Pero como lo ha demostrado la realidad, no basta con tener esta frase en letras de molde para que se cumpla el objetivo ahí plasmado. El motivo, la preeminencia que la Carta Fundamental da a otros aspectos.
Eso se comprende cuando se observan las funciones a las que arrincona al Estado (el artículo 19 número 21 consagra su rol subsidiario, detrás del mercado y de las empresas), los alcances del derecho de propiedad (artículo 19 número 24 en su conjunto), por ejemplo. Porque es ahí donde la actual da primacía al derecho de propiedad individual y empresarial la potestad para determinar la gestión del territorio, la naturaleza, los recursos naturales, en contraposición al interés público y colectivo.

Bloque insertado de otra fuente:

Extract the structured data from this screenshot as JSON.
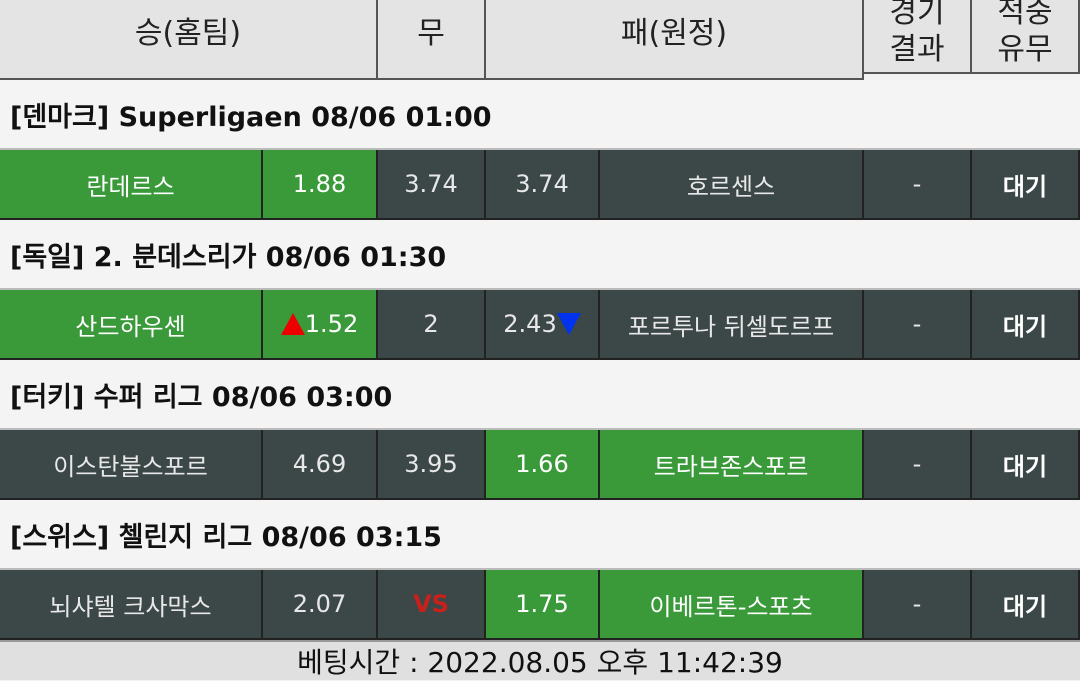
{
  "header": {
    "columns": [
      "승(홈팀)",
      "무",
      "패(원정)",
      [
        "경기",
        "결과"
      ],
      [
        "적중",
        "유무"
      ]
    ]
  },
  "matches": [
    {
      "league": "[덴마크] Superligaen 08/06 01:00",
      "home": "란데르스",
      "home_odds": 1.88,
      "draw": 3.74,
      "away_odds": 3.74,
      "away": "호르센스",
      "result": "-",
      "status": "대기",
      "favored": "home"
    },
    {
      "league": "[독일] 2. 분데스리가 08/06 01:30",
      "home": "산드하우센",
      "home_odds": 1.52,
      "home_arrow": "up",
      "draw": 2,
      "away_odds": 2.43,
      "away_arrow": "down",
      "away": "포르투나 뒤셀도르프",
      "result": "-",
      "status": "대기",
      "favored": "home"
    },
    {
      "league": "[터키] 수퍼 리그 08/06 03:00",
      "home": "이스탄불스포르",
      "home_odds": 4.69,
      "draw": 3.95,
      "away_odds": 1.66,
      "away": "트라브존스포르",
      "result": "-",
      "status": "대기",
      "favored": "away"
    },
    {
      "league": "[스위스] 첼린지 리그 08/06 03:15",
      "home": "뇌샤텔 크사막스",
      "home_odds": 2.07,
      "draw": "VS",
      "away_odds": 1.75,
      "away": "이베르톤-스포츠",
      "result": "-",
      "status": "대기",
      "favored": "away"
    }
  ],
  "footer": "베팅시간 : 2022.08.05 오후 11:42:39"
}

Enfrentar aquello requerirá alianzas no solo entre quienes tienen una visión no extractivista sobre el medio ambiente, tanto en el proceso eleccionario como en la redacción de los contenidos. El sentido de lo público, la cosmovisión de los pueblos originarios, miradas sobre el mercado, lo intergeneracional, los alcances de la propiedad privada, la descentralización como profundización de la democracia, el bien común y colectivo, forman parte de la batería de visiones que deben también ser incorporadas, en las cuales hay mucho espacio para generar puntos de encuentro. Debemos unirnos si queremos incidir, mucho más allá de los propios límites evidentes.
Todo esto con mecanismos de validación constante de los constituyentes con el pueblo representado, porque mandato no puede significar cheque en blanco. Así como la capacidad de responder ante las contingencias y devenires que emergerán en ese complejo, pero a la vez hermoso, proceso de escribir la nueva Constitución.